Foto: HANNIBAL HANSCHKE | Reuters

Esperaban una cascada de reconocimientos internacionales y se han encontrado con algún reconocimiento, implícito y con la boca pequeña, del fracaso del proceso separatista por parte de algunos de sus protagonistas. Se ensimismaron en su lucha contra el Estado de derecho y olvidaron los sentimientos y los intereses de sus conciudadanos. El estropicio parece obvio, pero el atrincheramiento de una parte no pequeña del independentismo en un búnker cognitivo es notable. La frustración les hace aún más impermeables. Lo que nos indica que el problema entre catalanes no va a solucionarse en los próximos meses. Va para largo y los giros sentimentales no ayudan. Ahora se trata de exigir a todo el mundo empatía y solidaridad con los políticos fugados o encarcelados. Nos exigen que, si queremos ser reconocidos como dignos demócratas, compartamos su tristeza o sus algaradas.

Sin embargo, en los últimos años, muchos de los que ahora lucen lazos amarillos ignoraron la preocupación y el miedo que muchos sentíamos ante la ruptura de lazos menos coloridos, pero más importantes, desde los afectivos hasta los económicos. Aún hoy, en sus discursos, siguen recurriendo a expresiones como “Cataluña piensa” o “Cataluña quiere”, mostrando que su capacidad empática no alcanza para entender que los catalanes no independentistas también tenemos pensamientos o deseos, más terrenales quizá, pero de la misma dignidad. De hecho, estoy seguro de que no soy el único catalán voluntarioso que al explicar a un independentista alguna experiencia personal que ejemplifique la fractura social, se ha encontrado con una rotunda negación. Te niegan lo que tú has vivido o sufrido. Niegan el daño económico y niegan, incluso, los sentimientos heridos de los que no compartimos sus aspiraciones. Respuestas éstas que, por cierto, no dejan de ser una confirmación de la existencia de la fractura.

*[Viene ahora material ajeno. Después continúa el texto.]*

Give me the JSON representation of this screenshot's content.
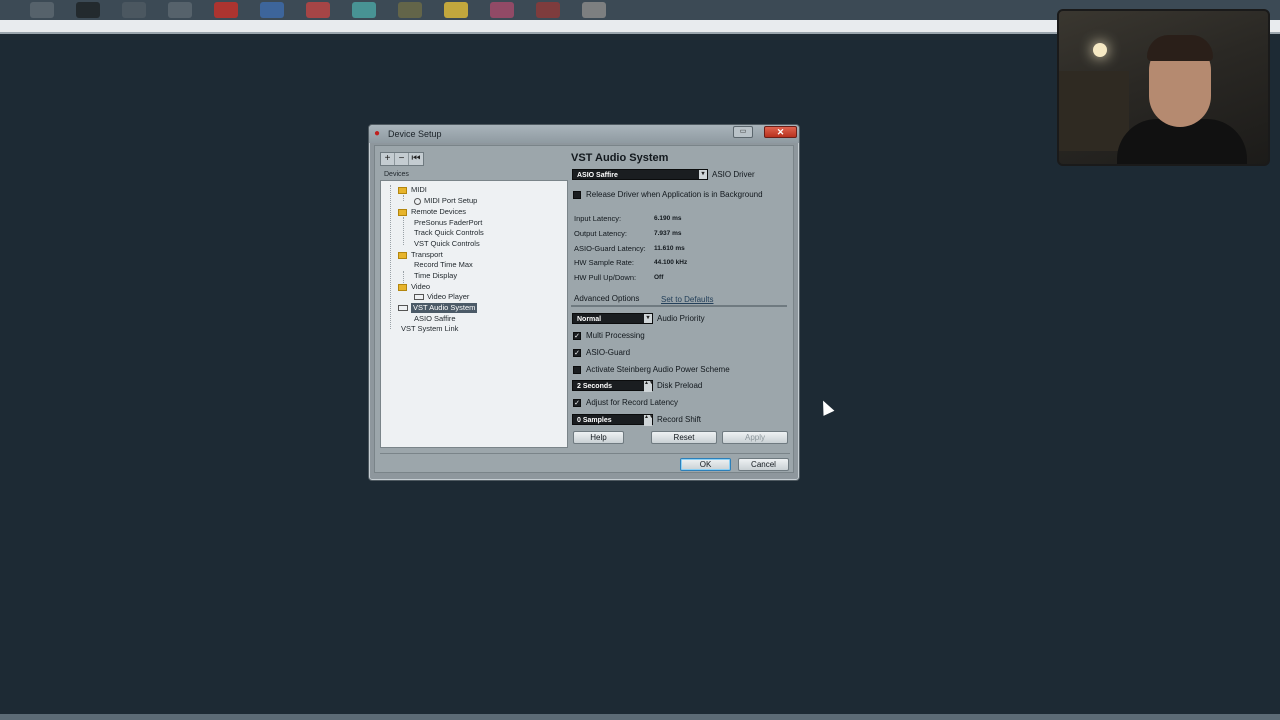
{
  "dialog": {
    "title": "Device Setup",
    "close_glyph": "✕",
    "restore_glyph": "▭"
  },
  "toolbar": {
    "add": "+",
    "remove": "−",
    "reset": "⏮"
  },
  "devices_label": "Devices",
  "tree": [
    {
      "label": "MIDI",
      "icon": "folder-icon",
      "level": 1
    },
    {
      "label": "MIDI Port Setup",
      "icon": "midi-port-icon",
      "level": 2
    },
    {
      "label": "Remote Devices",
      "icon": "folder-icon",
      "level": 1
    },
    {
      "label": "PreSonus FaderPort",
      "icon": "",
      "level": 2
    },
    {
      "label": "Track Quick Controls",
      "icon": "",
      "level": 2
    },
    {
      "label": "VST Quick Controls",
      "icon": "",
      "level": 2
    },
    {
      "label": "Transport",
      "icon": "folder-icon",
      "level": 1
    },
    {
      "label": "Record Time Max",
      "icon": "",
      "level": 2
    },
    {
      "label": "Time Display",
      "icon": "",
      "level": 2
    },
    {
      "label": "Video",
      "icon": "folder-icon",
      "level": 1
    },
    {
      "label": "Video Player",
      "icon": "video-icon",
      "level": 2
    },
    {
      "label": "VST Audio System",
      "icon": "audio-system-icon",
      "level": 1,
      "selected": true
    },
    {
      "label": "ASIO Saffire",
      "icon": "",
      "level": 2
    },
    {
      "label": "VST System Link",
      "icon": "",
      "level": 0
    }
  ],
  "panel": {
    "title": "VST Audio System",
    "driver": {
      "value": "ASIO Saffire",
      "label": "ASIO Driver"
    },
    "release_driver": {
      "checked": false,
      "label": "Release Driver when Application is in Background"
    },
    "info": [
      {
        "label": "Input Latency:",
        "value": "6.190 ms"
      },
      {
        "label": "Output Latency:",
        "value": "7.937 ms"
      },
      {
        "label": "ASIO-Guard Latency:",
        "value": "11.610 ms"
      },
      {
        "label": "HW Sample Rate:",
        "value": "44.100 kHz"
      },
      {
        "label": "HW Pull Up/Down:",
        "value": "Off"
      }
    ],
    "advanced_label": "Advanced Options",
    "defaults_label": "Set to Defaults",
    "audio_priority": {
      "value": "Normal",
      "label": "Audio Priority"
    },
    "multi_processing": {
      "checked": true,
      "label": "Multi Processing"
    },
    "asio_guard": {
      "checked": true,
      "label": "ASIO-Guard"
    },
    "power_scheme": {
      "checked": false,
      "label": "Activate Steinberg Audio Power Scheme"
    },
    "disk_preload": {
      "value": "2 Seconds",
      "label": "Disk Preload"
    },
    "adjust_latency": {
      "checked": true,
      "label": "Adjust for Record Latency"
    },
    "record_shift": {
      "value": "0 Samples",
      "label": "Record Shift"
    }
  },
  "buttons": {
    "help": "Help",
    "reset": "Reset",
    "apply": "Apply",
    "ok": "OK",
    "cancel": "Cancel"
  },
  "check_glyph": "✓",
  "dropdown_glyph": "▾",
  "spin_glyph": "▲▼"
}
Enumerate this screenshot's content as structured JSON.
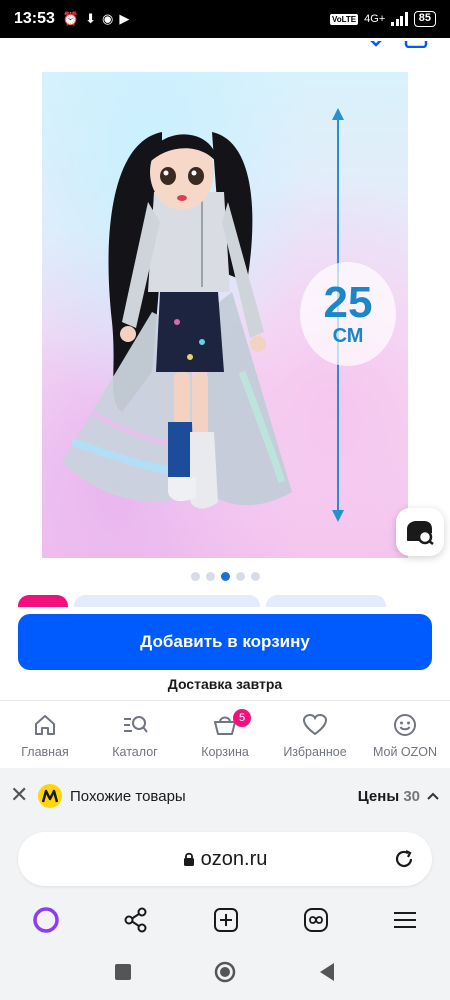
{
  "status_bar": {
    "time": "13:53",
    "network": "4G+",
    "battery": "85",
    "volte": "VoLTE"
  },
  "product": {
    "size_value": "25",
    "size_unit": "СМ",
    "carousel_active_index": 2,
    "carousel_count": 5
  },
  "actions": {
    "add_to_cart": "Добавить в корзину",
    "delivery": "Доставка завтра"
  },
  "tabs": [
    {
      "label": "Главная",
      "icon": "home-icon"
    },
    {
      "label": "Каталог",
      "icon": "catalog-search-icon"
    },
    {
      "label": "Корзина",
      "icon": "cart-icon",
      "badge": "5"
    },
    {
      "label": "Избранное",
      "icon": "heart-icon"
    },
    {
      "label": "Мой OZON",
      "icon": "smiley-icon"
    }
  ],
  "similar_bar": {
    "title": "Похожие товары",
    "prices_label": "Цены",
    "prices_count": "30"
  },
  "browser": {
    "url": "ozon.ru"
  },
  "colors": {
    "accent": "#005bff",
    "badge": "#f1117e",
    "size_label": "#1b86c8"
  }
}
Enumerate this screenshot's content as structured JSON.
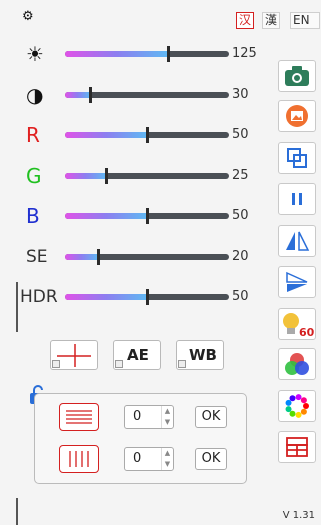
{
  "language_tabs": [
    "汉",
    "漢",
    "EN"
  ],
  "sliders": [
    {
      "label": "☀",
      "value": 125,
      "max": 200,
      "label_color": "#111111"
    },
    {
      "label": "◑",
      "value": 30,
      "max": 200,
      "label_color": "#111111"
    },
    {
      "label": "R",
      "value": 50,
      "max": 100,
      "label_color": "#e02020"
    },
    {
      "label": "G",
      "value": 25,
      "max": 100,
      "label_color": "#20c020"
    },
    {
      "label": "B",
      "value": 50,
      "max": 100,
      "label_color": "#2030d0"
    },
    {
      "label": "SE",
      "value": 20,
      "max": 100,
      "label_color": "#333333"
    },
    {
      "label": "HDR",
      "value": 50,
      "max": 100,
      "label_color": "#333333"
    }
  ],
  "tools": [
    {
      "name": "camera-icon",
      "color": "#2e7d5b"
    },
    {
      "name": "picture-icon",
      "color": "#f07030"
    },
    {
      "name": "overlap-icon",
      "color": "#2a6ed8"
    },
    {
      "name": "pause-icon",
      "color": "#2a6ed8"
    },
    {
      "name": "flip-horizontal-icon",
      "color": "#2a6ed8"
    },
    {
      "name": "flip-vertical-icon",
      "color": "#2a6ed8"
    },
    {
      "name": "bulb-icon",
      "color": "#f2c23a",
      "badge": "60"
    },
    {
      "name": "color-circles-icon",
      "color": "#e04040"
    },
    {
      "name": "color-wheel-icon",
      "color": "#a040c0"
    },
    {
      "name": "grid-layout-icon",
      "color": "#d42020"
    }
  ],
  "buttons": {
    "ae": "AE",
    "wb": "WB"
  },
  "line_controls": [
    {
      "value": "0",
      "ok": "OK"
    },
    {
      "value": "0",
      "ok": "OK"
    }
  ],
  "version": "V 1.31"
}
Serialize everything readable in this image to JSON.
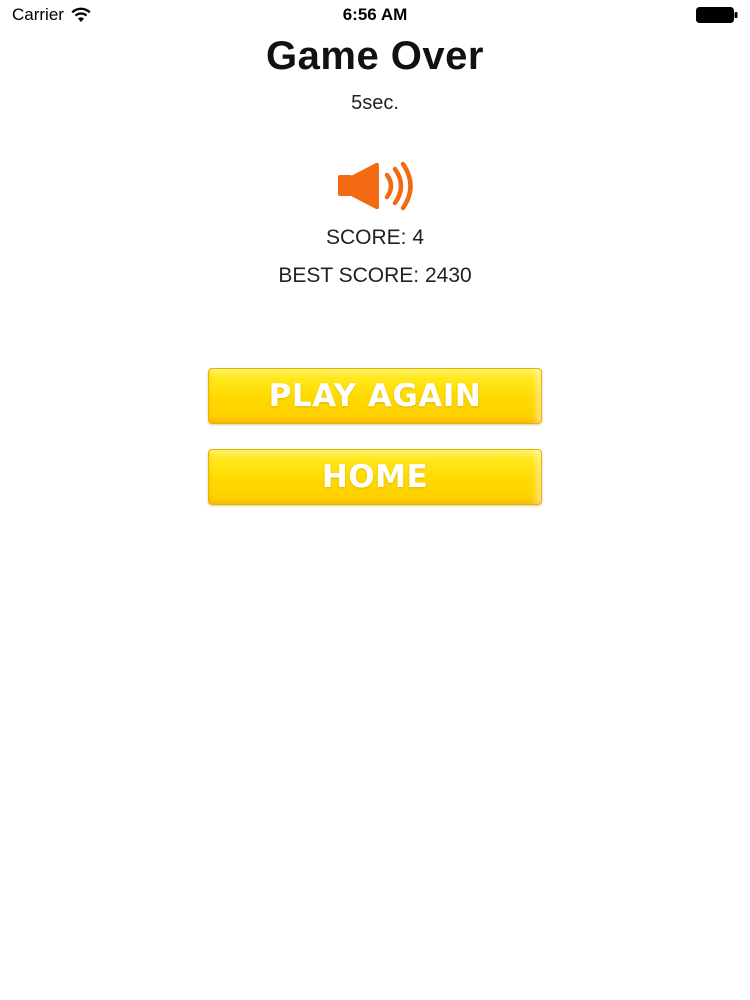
{
  "status_bar": {
    "carrier": "Carrier",
    "time": "6:56 AM",
    "wifi_icon": "wifi-icon",
    "battery_icon": "battery-icon"
  },
  "game_over": {
    "title": "Game Over",
    "time_label": "5sec.",
    "sound_icon": "speaker-icon",
    "score": "SCORE: 4",
    "best_score": "BEST SCORE: 2430"
  },
  "buttons": {
    "play_again_label": "PLAY AGAIN",
    "home_label": "HOME"
  },
  "colors": {
    "button_yellow": "#ffd900",
    "speaker_orange": "#f26a12",
    "text": "#111111",
    "background": "#ffffff"
  }
}
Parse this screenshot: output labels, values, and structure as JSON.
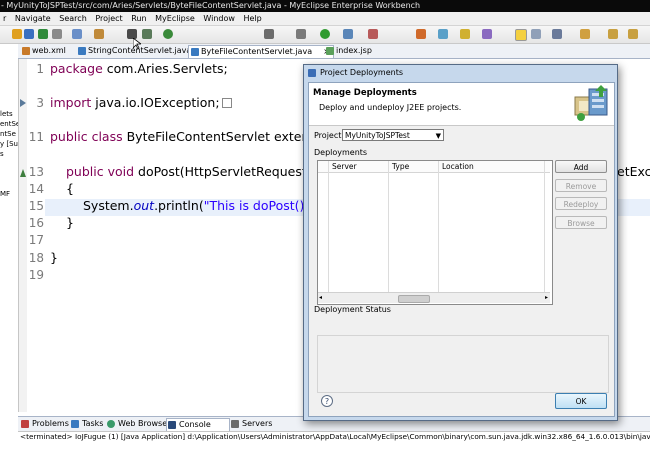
{
  "window": {
    "title": "- MyUnityToJSPTest/src/com/Aries/Servlets/ByteFileContentServlet.java - MyEclipse Enterprise Workbench"
  },
  "menu": [
    "r",
    "Navigate",
    "Search",
    "Project",
    "Run",
    "MyEclipse",
    "Window",
    "Help"
  ],
  "editor_tabs": [
    {
      "label": "web.xml",
      "active": false
    },
    {
      "label": "StringContentServlet.java",
      "active": false
    },
    {
      "label": "ByteFileContentServlet.java",
      "active": true,
      "close": "×"
    },
    {
      "label": "index.jsp",
      "active": false
    }
  ],
  "left_panel": [
    "lets",
    "entSe",
    "ntSe",
    "y [Su",
    "s",
    "MF"
  ],
  "code": {
    "line_numbers": [
      "1",
      "3",
      "11",
      "13",
      "14",
      "15",
      "16",
      "17",
      "18",
      "19"
    ],
    "l1_kw": "package",
    "l1_rest": " com.Aries.Servlets;",
    "l3_kw": "import",
    "l3_rest": " java.io.IOException;",
    "l11_kw": "public class",
    "l11_rest": " ByteFileContentServlet extends",
    "l13_kw": "public void",
    "l13_rest": " doPost(HttpServletRequest r",
    "l13_right": "etExcep",
    "l14": "{",
    "l15_a": "System.",
    "l15_field": "out",
    "l15_b": ".println(",
    "l15_str": "\"This is doPost()\"",
    "l15_c": ");",
    "l16": "}",
    "l18": "}"
  },
  "bottom_tabs": [
    "Problems",
    "Tasks",
    "Web Browser",
    "Console",
    "Servers"
  ],
  "bottom_active_tab": "Console",
  "console_text": "<terminated> IoJFugue (1) [Java Application] d:\\Application\\Users\\Administrator\\AppData\\Local\\MyEclipse\\Common\\binary\\com.sun.java.jdk.win32.x86_64_1.6.0.013\\bin\\javaw.exe (2016-",
  "dialog": {
    "title": "Project Deployments",
    "heading": "Manage Deployments",
    "subheading": "Deploy and undeploy J2EE projects.",
    "project_label": "Project",
    "project_value": "MyUnityToJSPTest",
    "deployments_label": "Deployments",
    "columns": [
      "Server",
      "Type",
      "Location"
    ],
    "buttons": {
      "add": "Add",
      "remove": "Remove",
      "redeploy": "Redeploy",
      "browse": "Browse"
    },
    "status_label": "Deployment Status",
    "help": "?",
    "ok": "OK"
  },
  "colors": {
    "keyword": "#7f0055",
    "string": "#2a00ff",
    "field": "#0000c0",
    "dialog_frame": "#c6d8ec"
  }
}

Cómo no vamos a sentir asfixia los no independentistas, si el clima emocional que los líderes separatistas habían generado supuso una trampa incluso para ellos mismos. Cómo no vamos a preocuparnos, si hay toda una elite política catalana ciega al daño que causa a la sociedad que dice defender. Actuaron como niños tapándose los ojos ante la realidad y actúan como niños cuando exigen impunidad. En el mundo de los adultos, la libertad siempre va acompañada de la responsabilidad. Así pues, la infantilización de la política es una grave amenaza para el bien común, porque las malas decisiones políticas sí tienen consecuencias: son empresas que se van, son inversiones y eventos que dejan de venir; son talentos que se escapan; son cenas a las que se deja de ir. Es una tensión social impropia en la Europa del siglo XXI.

En definitiva, uno puede entender que la mejor manera que han encontrado de gestionar el síndrome post-épica haya sido el victimismo. No obstante, que ahora dirijan su ira contra aquellos que les advertimos de las consecuencias y no contra aquellos irresponsables que alentaron la desobediencia no sólo es injusto, sino que acrecienta los muros de incomunicación que dividen a los catalanes. Alimenta la idea de que no desean una reconciliación sincera, sino simplemente un repliegue de fuerzas a la espera de un mejor momento para volver a la carga. Mala decisión, incluso para su estrategia. Si quieren una salida al bloqueo que su irrealismo ha generado, sería mejor que empezaran a colaborar en la creación de un clima de confianza, porque nadie tiene derecho a exigir empatía si impulsa el desprecio y el hostigamiento contra el otro y porque la deriva sentimental complica cada día más la rectificación.